Global Analysis of DNA Methylation by LC-MS

DNA samples (1 or 2 μg) were digested with Degradase Plus (Zymo Research) at a ratio of 5 U/μg in a final volume of 25 μl overnight at 37°C, then diluted to 100 μl by adding 75 μl 0.1% (v/v) formic acid (ROTIPURAN^®, Carl Roth) in ultrapure water (Milli-Q^® Advantage A10 water purification system, Merck Millipore) (Capuano et al., 2014). Calibration curves were prepared by dissolving 2′-deoxycytidine (dC, Sigma-Aldrich) and 5-methyl-2′-deoxycytidine (5mdC, Cayman Chemical) in nuclease-free water on ice, each to a final concentration of 1 mg/ml. The nucleoside stock solutions were diluted with 0.5% (v/v) formic acid in ultrapure water to yield 1, 2.5, 5, 10, 100, 250, 500, 1000, and 2000 pg/μl dC/^5mdC-standard solutions. The analysis of genomic DNA was carried out by injecting 5-μl digested DNA samples and standard solutions into an UltiMate 3000 HPLC system (Dionex) followed by quantification in an amazon EDT ion trap mass spectrometer (Bruker Daltonics). Components were separated on a reversed-phase column (Kinetex C18, 2.6 μm, 50 × 2.1 mm, 100 Å, Phenomenex) under isocratic conditions [0.1% (v/v) formic acid (ROTIPURAN) and 5% (v/v) acetonitrile (ROTISOLV, Carl Roth) in ultrapure water] at a flow rate of 150 μl/min and 30°C. Cytidine residues were quantified by multiple reaction monitoring (MRM) after positive electrospray ionization using the following ion source parameters: 1.0 bar nebulizer pressure, 8 l/min drying gas, 200°C drying temperature, 4500 V capillary power and 500 V end-plate offset.
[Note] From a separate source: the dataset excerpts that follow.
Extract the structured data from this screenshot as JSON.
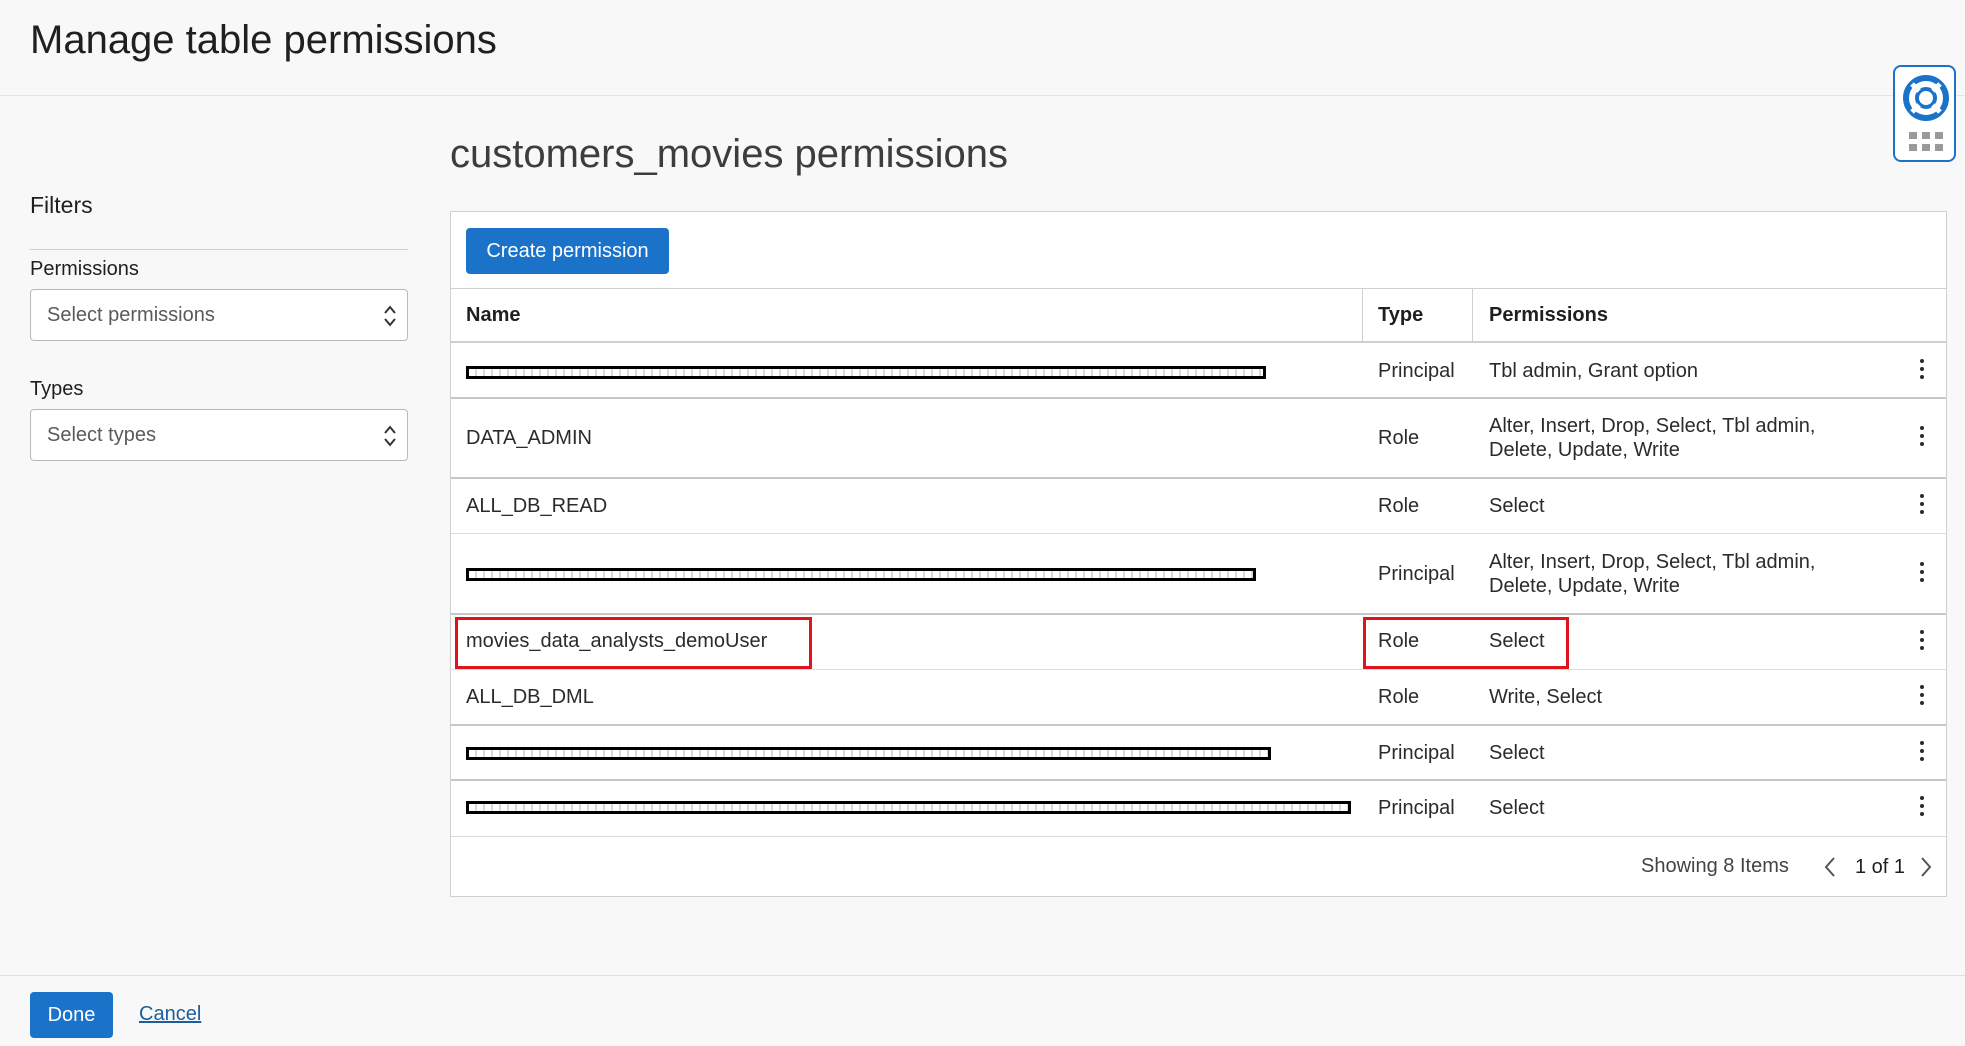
{
  "page": {
    "title": "Manage table permissions"
  },
  "help_widget": {
    "icon": "lifebuoy-icon",
    "secondary_icon": "grid-dots-icon",
    "accent": "#1b73c9"
  },
  "filters": {
    "title": "Filters",
    "permissions": {
      "label": "Permissions",
      "placeholder": "Select permissions"
    },
    "types": {
      "label": "Types",
      "placeholder": "Select types"
    }
  },
  "main": {
    "title": "customers_movies permissions",
    "create_button": "Create permission",
    "columns": {
      "name": "Name",
      "type": "Type",
      "permissions": "Permissions"
    },
    "rows": [
      {
        "name": "",
        "redacted": true,
        "type": "Principal",
        "permissions": "Tbl admin, Grant option"
      },
      {
        "name": "DATA_ADMIN",
        "redacted": false,
        "type": "Role",
        "permissions": "Alter, Insert, Drop, Select, Tbl admin, Delete, Update, Write"
      },
      {
        "name": "ALL_DB_READ",
        "redacted": false,
        "type": "Role",
        "permissions": "Select"
      },
      {
        "name": "",
        "redacted": true,
        "type": "Principal",
        "permissions": "Alter, Insert, Drop, Select, Tbl admin, Delete, Update, Write"
      },
      {
        "name": "movies_data_analysts_demoUser",
        "redacted": false,
        "highlighted": true,
        "type": "Role",
        "permissions": "Select"
      },
      {
        "name": "ALL_DB_DML",
        "redacted": false,
        "type": "Role",
        "permissions": "Write, Select"
      },
      {
        "name": "",
        "redacted": true,
        "type": "Principal",
        "permissions": "Select"
      },
      {
        "name": "",
        "redacted": true,
        "type": "Principal",
        "permissions": "Select"
      }
    ],
    "pagination": {
      "showing": "Showing 8 Items",
      "page": "1 of 1"
    }
  },
  "footer": {
    "done": "Done",
    "cancel": "Cancel"
  },
  "colors": {
    "primary": "#1b73c9",
    "highlight": "#e0121b",
    "link": "#1b5e9e"
  }
}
Ionization and MRM conditions were optimized for fragmentation reactions for mass/charge ratios 228.1→112.0 (for dC) and 242.1→126.1 (for 5mdC). The data were analyzed using Compass Data Analysis v4.2 (Bruker Daltonics). Fold changes in relative global DNA methylation levels were calculated for treatment groups exposed to bacteria against the corresponding control groups.